Lastly, Bitella et al. (2024) [12] proposed a low-cost, near-ground platform for monitoring crop height and spatial distribution using ultrasonic sensors and spectral data, achieving precise monitoring of plant growth characteristics across different cropping systems. This research not only demonstrates the potential of low-cost remote sensing platforms in agriculture but also complements the studies by Liu et al. (2024) and Shi et al. (2024) [1,2], which utilize multi-angle and hyperspectral data to monitor crop growth, providing diverse technological pathways for precision agriculture.

In summary, the papers in this Special Issue provide a deeper understanding of the applications of spectral technology in precision agriculture and forestry management, expanding the research scope of this field.
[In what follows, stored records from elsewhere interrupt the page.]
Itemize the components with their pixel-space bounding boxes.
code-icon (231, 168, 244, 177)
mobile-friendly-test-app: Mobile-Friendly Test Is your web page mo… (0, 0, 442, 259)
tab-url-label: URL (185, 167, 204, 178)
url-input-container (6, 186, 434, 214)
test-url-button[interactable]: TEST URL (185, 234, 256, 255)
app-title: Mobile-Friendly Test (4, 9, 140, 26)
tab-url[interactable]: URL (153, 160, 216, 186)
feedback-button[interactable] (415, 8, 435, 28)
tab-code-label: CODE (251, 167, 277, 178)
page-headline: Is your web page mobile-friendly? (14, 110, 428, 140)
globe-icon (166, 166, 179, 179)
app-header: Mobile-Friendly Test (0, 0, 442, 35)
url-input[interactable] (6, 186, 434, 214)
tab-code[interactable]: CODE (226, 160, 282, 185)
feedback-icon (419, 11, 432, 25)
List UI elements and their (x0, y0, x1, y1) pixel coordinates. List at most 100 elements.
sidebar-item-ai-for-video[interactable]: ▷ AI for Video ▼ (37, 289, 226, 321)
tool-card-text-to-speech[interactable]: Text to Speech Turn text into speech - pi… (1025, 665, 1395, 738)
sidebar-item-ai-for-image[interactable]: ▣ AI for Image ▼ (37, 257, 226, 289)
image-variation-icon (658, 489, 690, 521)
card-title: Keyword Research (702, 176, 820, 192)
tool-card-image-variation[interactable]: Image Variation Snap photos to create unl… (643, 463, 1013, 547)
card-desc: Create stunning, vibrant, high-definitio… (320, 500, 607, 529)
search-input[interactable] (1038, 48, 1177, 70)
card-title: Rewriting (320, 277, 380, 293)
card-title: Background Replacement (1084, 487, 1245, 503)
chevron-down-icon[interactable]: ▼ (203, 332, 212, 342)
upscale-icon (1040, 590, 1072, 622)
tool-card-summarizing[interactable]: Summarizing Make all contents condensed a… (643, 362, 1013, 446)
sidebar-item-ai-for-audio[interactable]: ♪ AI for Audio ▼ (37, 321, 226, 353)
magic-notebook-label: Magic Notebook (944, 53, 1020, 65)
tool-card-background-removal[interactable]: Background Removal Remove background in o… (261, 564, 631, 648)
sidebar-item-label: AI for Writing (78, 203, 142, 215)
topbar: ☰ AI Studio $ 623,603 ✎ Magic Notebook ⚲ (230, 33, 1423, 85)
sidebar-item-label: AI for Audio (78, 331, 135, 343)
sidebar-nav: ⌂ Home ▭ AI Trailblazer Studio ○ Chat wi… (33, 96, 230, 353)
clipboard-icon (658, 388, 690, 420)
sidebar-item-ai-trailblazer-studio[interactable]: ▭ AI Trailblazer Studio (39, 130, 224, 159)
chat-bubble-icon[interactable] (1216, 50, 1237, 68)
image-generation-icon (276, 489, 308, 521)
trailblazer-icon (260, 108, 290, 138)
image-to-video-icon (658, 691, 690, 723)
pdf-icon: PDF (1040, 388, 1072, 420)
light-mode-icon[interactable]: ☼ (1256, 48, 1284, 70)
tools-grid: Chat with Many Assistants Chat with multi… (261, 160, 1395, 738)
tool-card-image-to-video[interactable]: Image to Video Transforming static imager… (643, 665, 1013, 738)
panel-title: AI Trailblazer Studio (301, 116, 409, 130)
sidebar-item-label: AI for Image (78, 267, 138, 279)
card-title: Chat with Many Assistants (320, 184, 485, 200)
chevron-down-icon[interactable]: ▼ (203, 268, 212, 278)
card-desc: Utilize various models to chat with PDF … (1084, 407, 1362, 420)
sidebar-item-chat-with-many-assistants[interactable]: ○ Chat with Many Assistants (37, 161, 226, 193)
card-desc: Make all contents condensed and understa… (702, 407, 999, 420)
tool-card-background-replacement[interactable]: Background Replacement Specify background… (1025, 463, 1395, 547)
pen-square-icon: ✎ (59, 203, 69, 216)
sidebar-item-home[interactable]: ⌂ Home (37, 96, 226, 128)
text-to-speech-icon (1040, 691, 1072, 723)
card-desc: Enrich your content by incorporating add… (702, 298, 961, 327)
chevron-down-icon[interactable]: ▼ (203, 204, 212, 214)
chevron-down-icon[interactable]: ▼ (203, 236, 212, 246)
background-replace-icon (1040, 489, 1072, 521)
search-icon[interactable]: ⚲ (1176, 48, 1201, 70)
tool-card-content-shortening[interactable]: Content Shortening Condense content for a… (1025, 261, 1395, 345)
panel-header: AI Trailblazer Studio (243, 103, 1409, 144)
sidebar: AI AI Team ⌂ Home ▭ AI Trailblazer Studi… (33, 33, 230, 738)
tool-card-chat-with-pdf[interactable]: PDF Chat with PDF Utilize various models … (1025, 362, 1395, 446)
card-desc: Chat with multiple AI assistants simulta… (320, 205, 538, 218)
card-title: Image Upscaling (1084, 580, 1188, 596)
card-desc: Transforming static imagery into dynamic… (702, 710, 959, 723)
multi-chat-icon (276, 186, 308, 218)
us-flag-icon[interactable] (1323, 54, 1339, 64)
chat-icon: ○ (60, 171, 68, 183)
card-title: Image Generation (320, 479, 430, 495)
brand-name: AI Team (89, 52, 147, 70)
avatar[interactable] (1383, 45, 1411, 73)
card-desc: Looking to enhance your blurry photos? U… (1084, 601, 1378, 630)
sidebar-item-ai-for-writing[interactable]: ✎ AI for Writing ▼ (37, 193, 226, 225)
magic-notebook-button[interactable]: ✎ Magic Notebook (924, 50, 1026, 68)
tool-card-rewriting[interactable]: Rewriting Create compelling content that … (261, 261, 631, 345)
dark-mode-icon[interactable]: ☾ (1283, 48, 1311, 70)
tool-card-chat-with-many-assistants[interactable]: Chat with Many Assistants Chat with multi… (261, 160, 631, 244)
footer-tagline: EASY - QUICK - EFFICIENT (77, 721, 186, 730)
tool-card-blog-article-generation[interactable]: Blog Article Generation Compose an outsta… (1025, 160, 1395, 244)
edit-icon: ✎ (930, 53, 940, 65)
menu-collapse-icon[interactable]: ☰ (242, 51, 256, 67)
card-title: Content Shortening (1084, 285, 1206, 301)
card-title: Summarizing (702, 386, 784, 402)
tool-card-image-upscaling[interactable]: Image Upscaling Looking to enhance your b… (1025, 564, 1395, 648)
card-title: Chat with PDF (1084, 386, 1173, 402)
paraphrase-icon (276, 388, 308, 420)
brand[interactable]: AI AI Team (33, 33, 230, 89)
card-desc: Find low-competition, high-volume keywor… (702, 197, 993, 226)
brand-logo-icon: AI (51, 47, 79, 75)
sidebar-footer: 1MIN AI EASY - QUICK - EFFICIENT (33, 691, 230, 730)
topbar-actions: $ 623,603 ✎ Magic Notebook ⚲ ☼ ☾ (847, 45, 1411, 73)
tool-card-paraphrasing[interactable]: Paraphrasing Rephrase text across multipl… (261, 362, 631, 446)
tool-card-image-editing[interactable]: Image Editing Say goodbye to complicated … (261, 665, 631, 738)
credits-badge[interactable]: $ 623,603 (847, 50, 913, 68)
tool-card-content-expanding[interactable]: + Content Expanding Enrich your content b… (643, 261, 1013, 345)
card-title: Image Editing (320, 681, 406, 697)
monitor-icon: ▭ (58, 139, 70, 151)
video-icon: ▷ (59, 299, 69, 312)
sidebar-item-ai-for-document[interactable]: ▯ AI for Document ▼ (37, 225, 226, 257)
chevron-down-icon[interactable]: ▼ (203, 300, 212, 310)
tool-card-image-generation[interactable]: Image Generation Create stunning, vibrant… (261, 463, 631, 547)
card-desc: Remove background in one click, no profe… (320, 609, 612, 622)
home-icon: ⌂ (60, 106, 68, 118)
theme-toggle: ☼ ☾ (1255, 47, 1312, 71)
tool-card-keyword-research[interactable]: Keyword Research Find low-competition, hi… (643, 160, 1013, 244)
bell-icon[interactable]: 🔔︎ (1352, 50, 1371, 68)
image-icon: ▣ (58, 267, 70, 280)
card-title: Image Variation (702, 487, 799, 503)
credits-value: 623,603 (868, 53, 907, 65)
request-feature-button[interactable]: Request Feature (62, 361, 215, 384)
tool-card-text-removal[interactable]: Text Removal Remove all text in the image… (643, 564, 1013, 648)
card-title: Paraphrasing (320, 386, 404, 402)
The topics covered, including crop health monitoring, disease detection, forest parameter estimation, soil quality assessment, water stress analysis, and nutrient management, reveal the diversity and practicality of spectral technology while emphasizing its crucial role in promoting sustainable development of agricultural ecosystems. These studies point to a rapidly evolving scientific frontier, where the deep integration of spectral data and machine learning techniques is set to become the core driving force for future precision agriculture and forestry development. The papers in this Special Issue draw on each other’s findings, employing multi-source data fusion, machine learning modeling, remote sensing, and hyperspectral analysis to establish a comprehensive and flexible analytical framework capable of real-time, accurate monitoring of crop and forest ecosystem dynamics. This framework provides both the theoretical foundation and practical pathways for addressing the increasingly complex challenges in agriculture and forestry. More importantly, these research findings not only provide a solid theoretical basis for the application of spectral analysis in multidisciplinary fields but also offer valuable guidance for scholars and practitioners in precision agriculture and forestry. Through this compilation, we witness the immense potential of spectral technology in data-driven decision making, sustainable resource management, and ecosystem health assessment, laying a solid foundation for future in-depth research and practical applications in related fields.